Let $U$ be a neighbourhood of the unity element $e$ of the locally compact topological group $G$. $U$ can be taken open, relatively compact and symmetric, since $U=V \cap V^{-1}$ for some open neighbouhood $V$ of $e$. Let $H=\cup_{n\in N} U^{n} = \cup_{n\in N} \bar{U}^{n}$ be an open, therefore closed subgroup of $G$. [: It is easy to see $\cup_{n\in N} U^{n}$ is an open subgroup. Moreover, $\cup_{n\in N} U^{n}= \overline{\cup_{n\in N} U^{n}}\supset \cup_{n\in N} \overline{U^{n}}\supset \cup_{n\in N} U^{n}$]. It is a countable union of the compact sets $\bar{U}^{n}$, so it is a σ-compact space, therefore Lindelof, therefore normal, since Lindelof and regularity gives normality. And topological groups are always regular: Let $U$ be an open neighbourhood of $e$ and $V$ a symmetric open  neighbourhood of $e$ such that $V^{2}\subset U$. Let $x\in \bar{V}$. Then $xV\cap V \neq \emptyset$, so there exist $v_{1},v_{2} \in V$ with $xv_{1}=v_{2}$, which gives $x=v_{2}(v_{1})^{-1}\in VV^{-1}=VV\subset U$. So, $x\in \bar{V}\subset U$ showing the regularity. 

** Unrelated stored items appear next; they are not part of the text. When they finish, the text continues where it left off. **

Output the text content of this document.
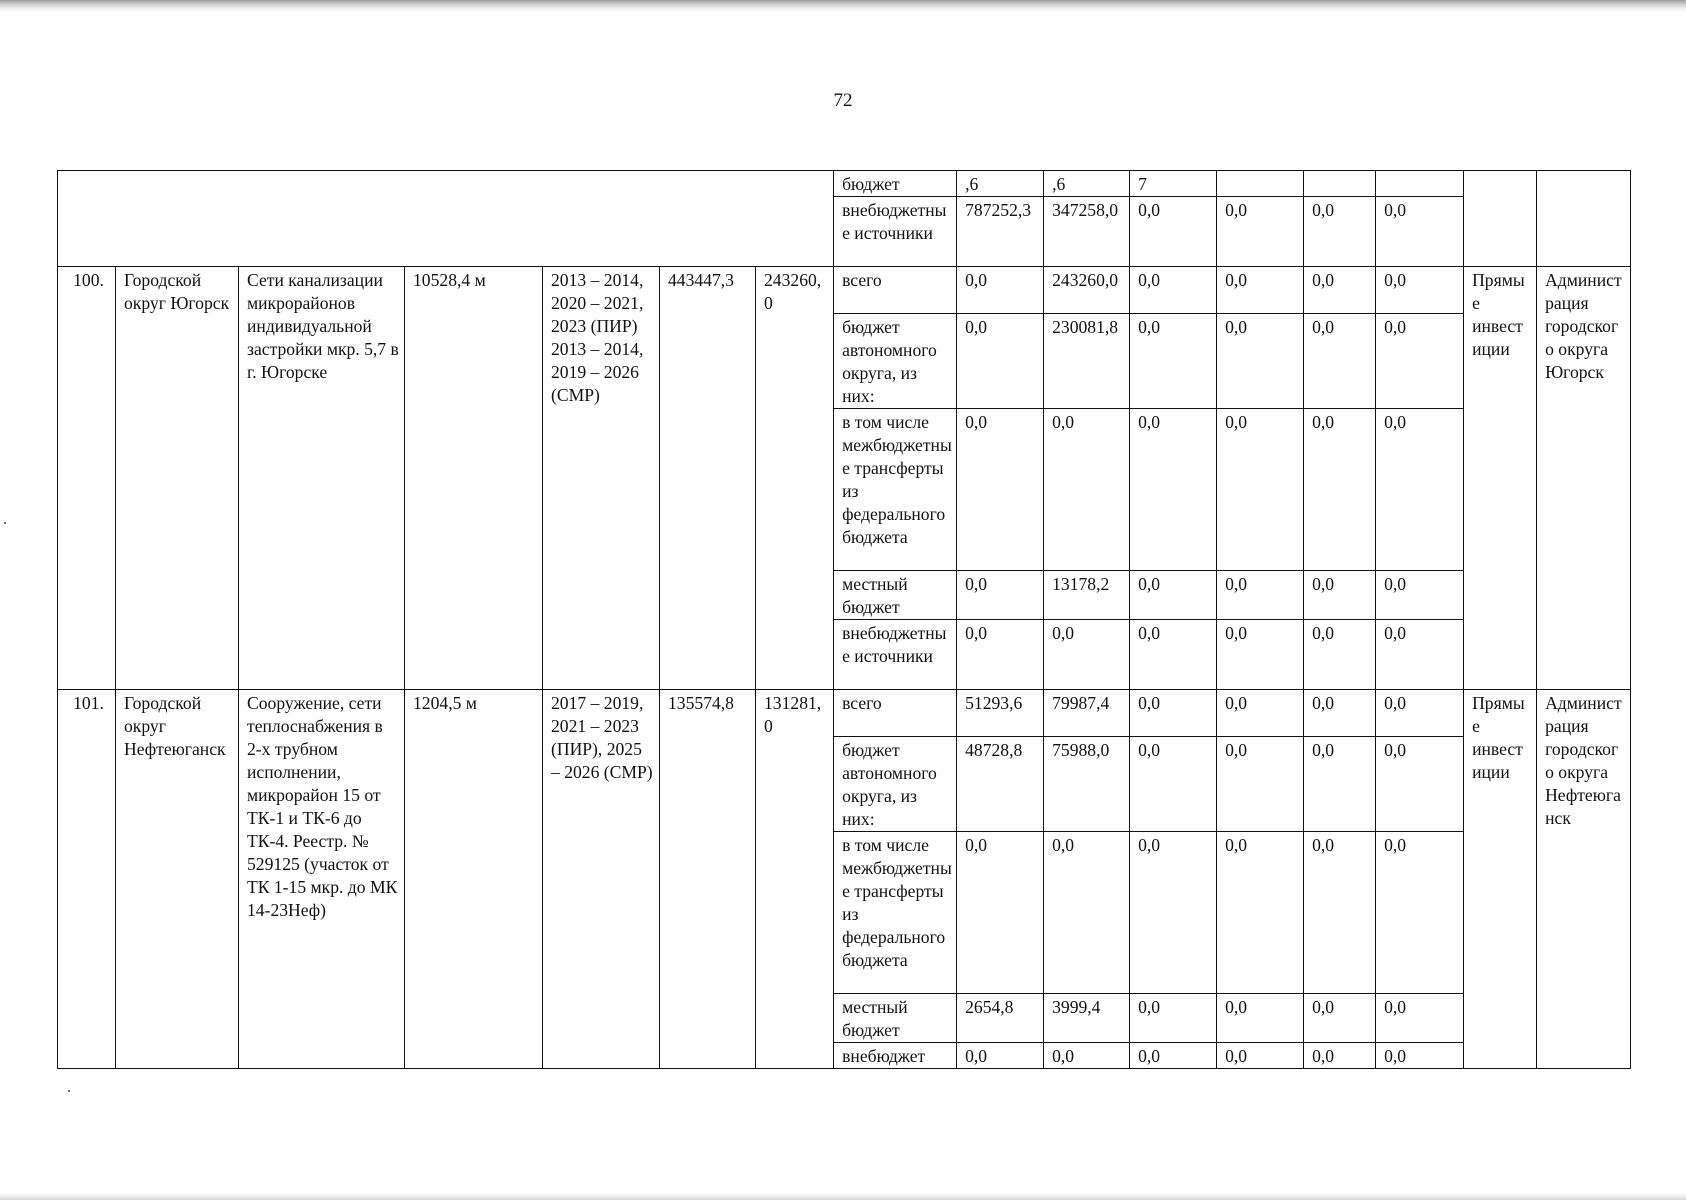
72
							бюджет	,6	,6	7					
							внебюджетные источники	787252,3	347258,0	0,0	0,0	0,0	0,0		
100.	Городской округ Югорск	Сети канализации микрорайонов индивидуальной застройки мкр. 5,7 в г. Югорске	10528,4 м	2013 – 2014, 2020 – 2021, 2023 (ПИР) 2013 – 2014, 2019 – 2026 (СМР)	443447,3	243260,0	всего	0,0	243260,0	0,0	0,0	0,0	0,0	Прямые инвестиции	Администрация городского округа Югорск
							бюджет автономного округа, из них:	0,0	230081,8	0,0	0,0	0,0	0,0		
							в том числе межбюджетные трансферты из федерального бюджета	0,0	0,0	0,0	0,0	0,0	0,0		
							местный бюджет	0,0	13178,2	0,0	0,0	0,0	0,0		
							внебюджетные источники	0,0	0,0	0,0	0,0	0,0	0,0		
101.	Городской округ Нефтеюганск	Сооружение, сети теплоснабжения в 2-х трубном исполнении, микрорайон 15 от ТК-1 и ТК-6 до ТК-4. Реестр. № 529125 (участок от ТК 1-15 мкр. до МК 14-23Неф)	1204,5 м	2017 – 2019, 2021 – 2023 (ПИР), 2025 – 2026 (СМР)	135574,8	131281,0	всего	51293,6	79987,4	0,0	0,0	0,0	0,0	Прямые инвестиции	Администрация городского округа Нефтеюганск
							бюджет автономного округа, из них:	48728,8	75988,0	0,0	0,0	0,0	0,0		
							в том числе межбюджетные трансферты из федерального бюджета	0,0	0,0	0,0	0,0	0,0	0,0		
							местный бюджет	2654,8	3999,4	0,0	0,0	0,0	0,0		
							внебюджет	0,0	0,0	0,0	0,0	0,0	0,0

If $H=G$, the proof is finished. Otherwise, let $a\in G\diagdown H$. Then $e\notin aH$: if $e=ah$ for some $h\in H$, then $a=h^{-1}\in H$. Thus, any two of the sets $aH$, $a\in G$ are disjoint or identical, namely $aH\cap bH=\emptyset$ or $aH=bH$, $a,b\in G$. So, $\{aH: a\in G\}$ is a cover of $G$ by disjoint, open-closed normal subspaces. 

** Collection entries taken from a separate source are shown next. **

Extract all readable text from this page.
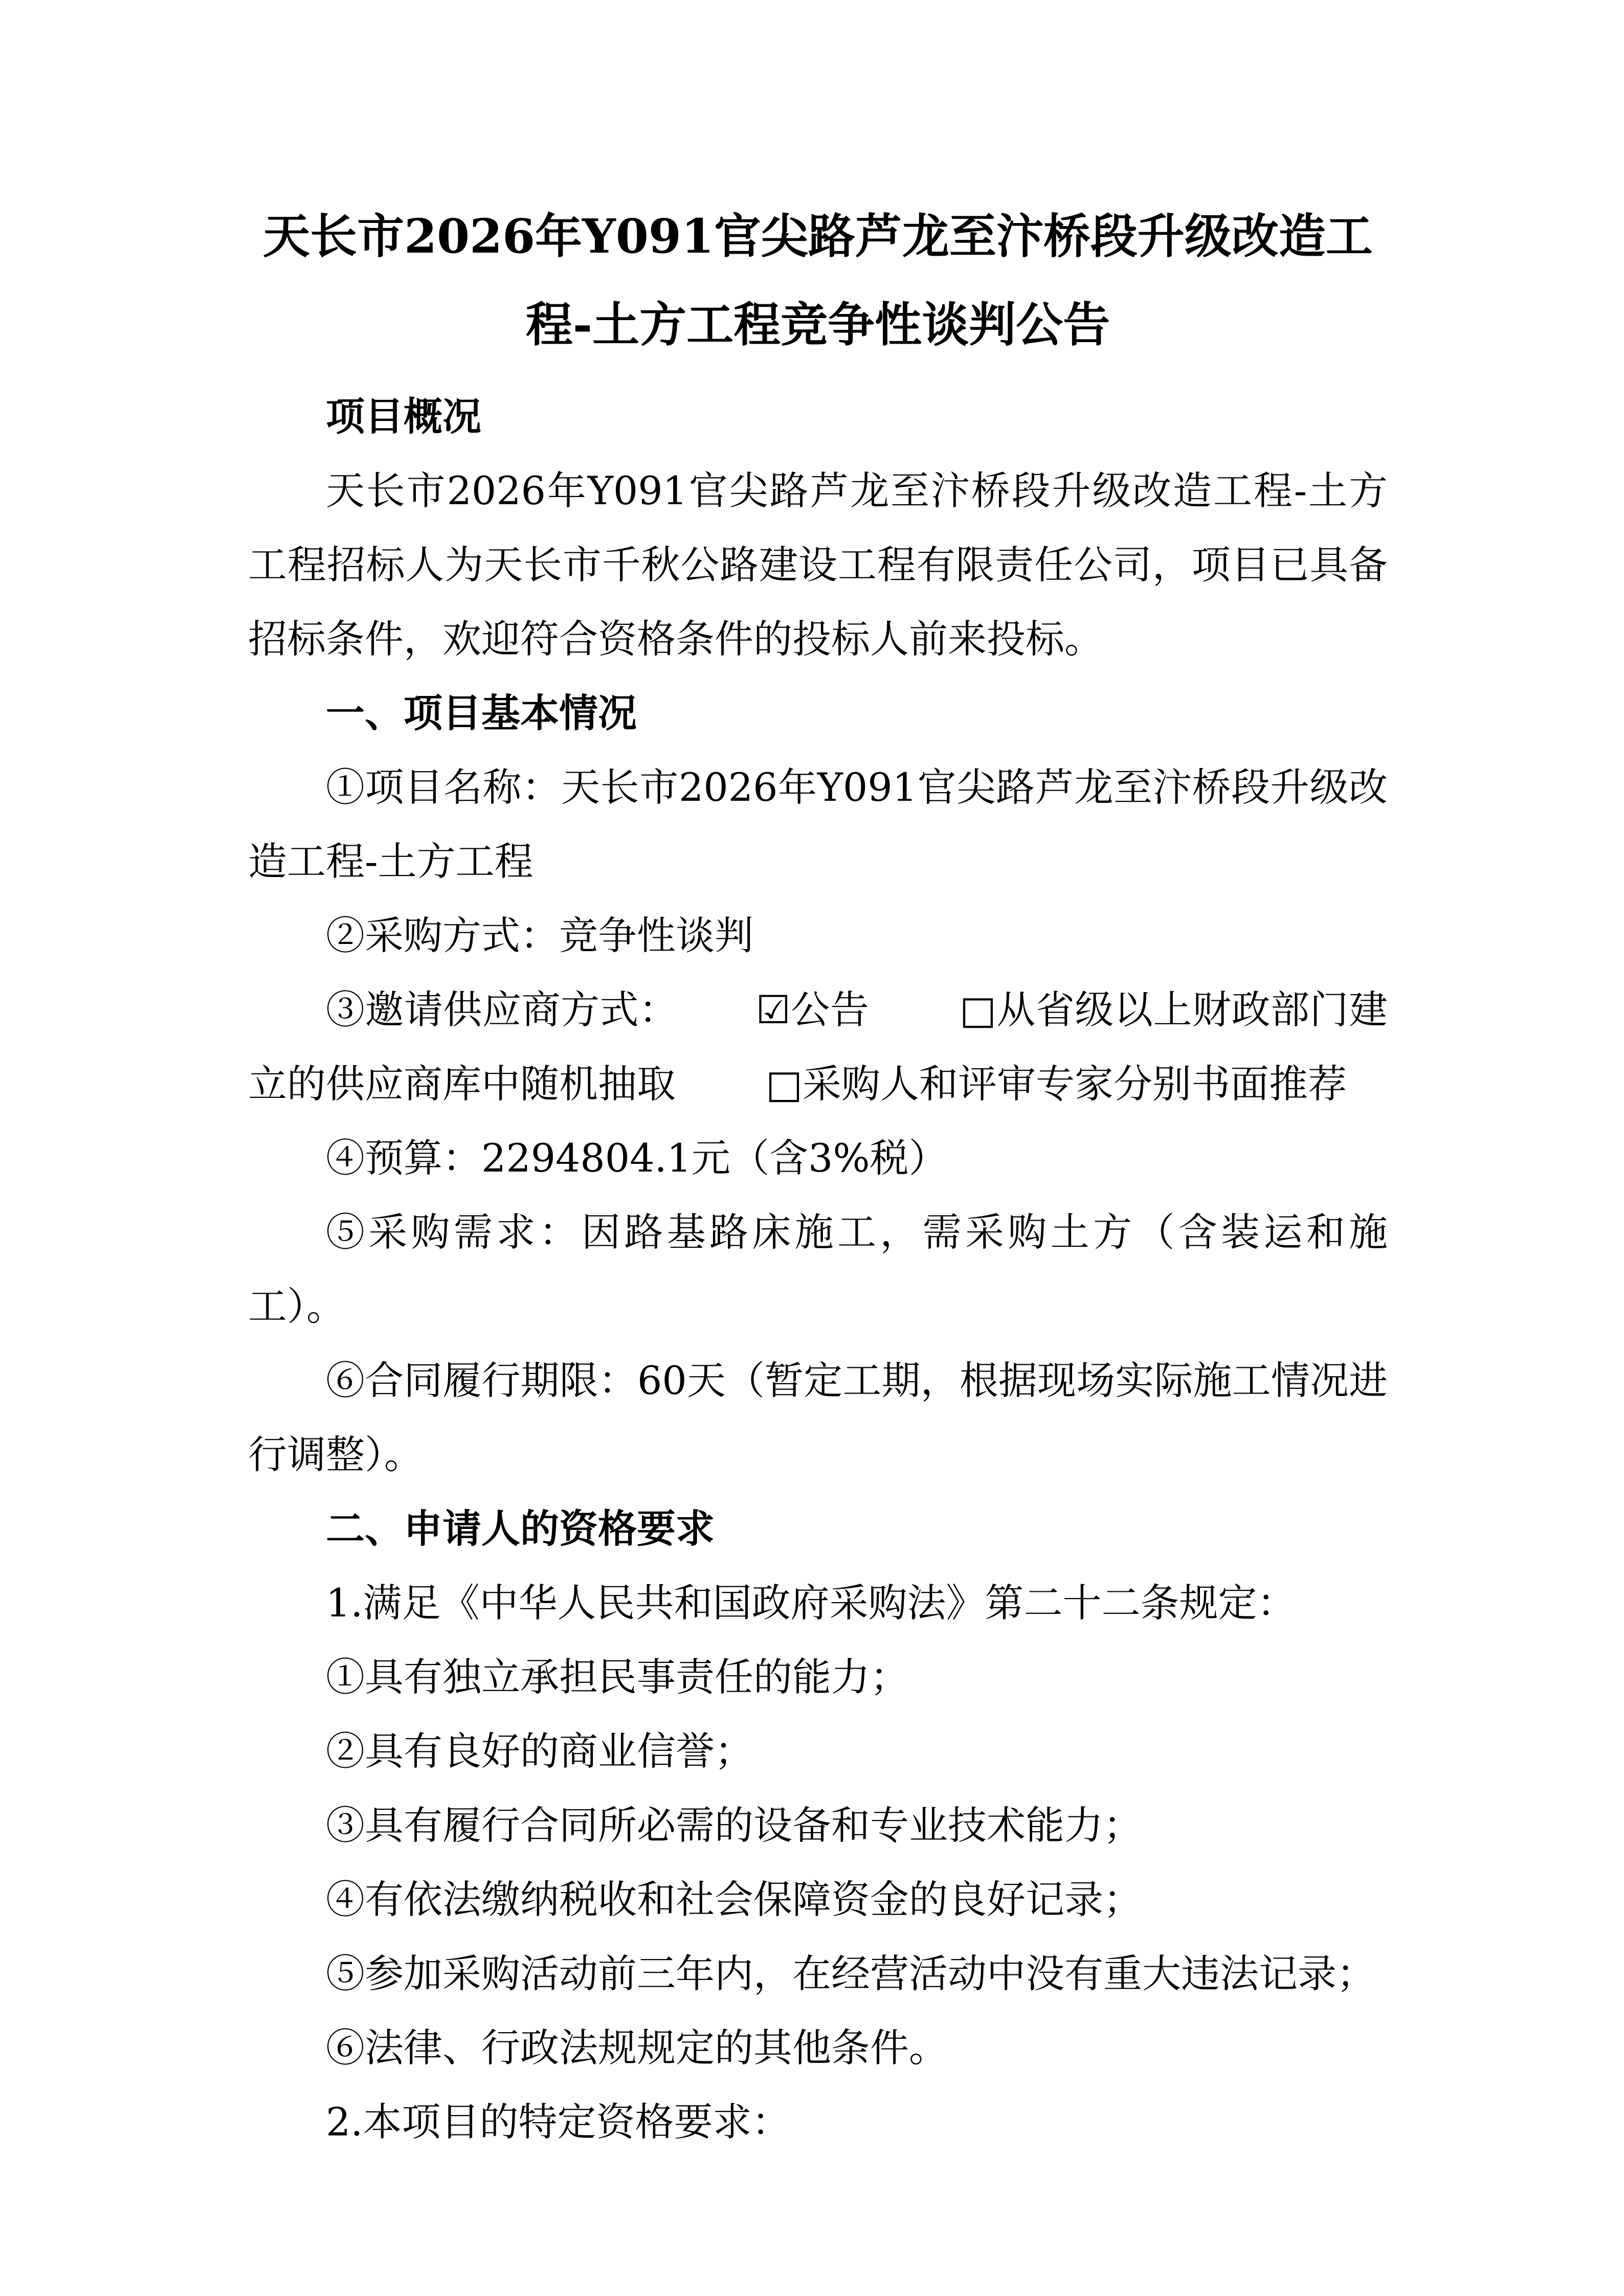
天长市2026年Y091官尖路芦龙至汴桥段升级改造工程-土方工程竞争性谈判公告

项目概况

天长市2026年Y091官尖路芦龙至汴桥段升级改造工程-土方工程招标人为天长市千秋公路建设工程有限责任公司，项目已具备招标条件，欢迎符合资格条件的投标人前来投标。

一、项目基本情况

①项目名称：天长市2026年Y091官尖路芦龙至汴桥段升级改造工程-土方工程

②采购方式：竞争性谈判

③邀请供应商方式： ☑公告 □从省级以上财政部门建立的供应商库中随机抽取 □采购人和评审专家分别书面推荐

④预算：2294804.1元（含3%税）

⑤采购需求：因路基路床施工，需采购土方（含装运和施工）。

⑥合同履行期限：60天（暂定工期，根据现场实际施工情况进行调整）。

二、申请人的资格要求

1.满足《中华人民共和国政府采购法》第二十二条规定：

①具有独立承担民事责任的能力；

②具有良好的商业信誉；

③具有履行合同所必需的设备和专业技术能力；

④有依法缴纳税收和社会保障资金的良好记录；

⑤参加采购活动前三年内，在经营活动中没有重大违法记录；

⑥法律、行政法规规定的其他条件。

2.本项目的特定资格要求：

 Let $A,B$ be disjoint closed subsets of$G$. Let $S=\{a\in G: aH\cap A\neq \emptyset\}$, $T=\{a\in G: aH\cap B\neq \emptyset\}$. If $a\in S\cap T$ then $(aH\cap A)\cap (aH\cap B) =  \emptyset$ and $aH\cap A, aH\cap B$ closed in $aH$, since $aH$ is closed too.  So, in the normal space $aH$ there are disjoint open sets $V_{a}, U_{a}$ with $aH\cap A \subset V_{a}, aH\cap B \subset U_{a}$. Since $aH$ is open in $G$, $V_{a}, U_{a}$ are also open in $G$. Furthermore, in case $aH, a'H$ are disjoint for $a\neq a' \in G$ then obviously $V_{a}, U_{a'}$ are disjoint too. Thus, $\cup_{a\in S} V_{a}$ and $\cup_{a\in T} U_{a}$ are the open disjoint sets containing $A, B$.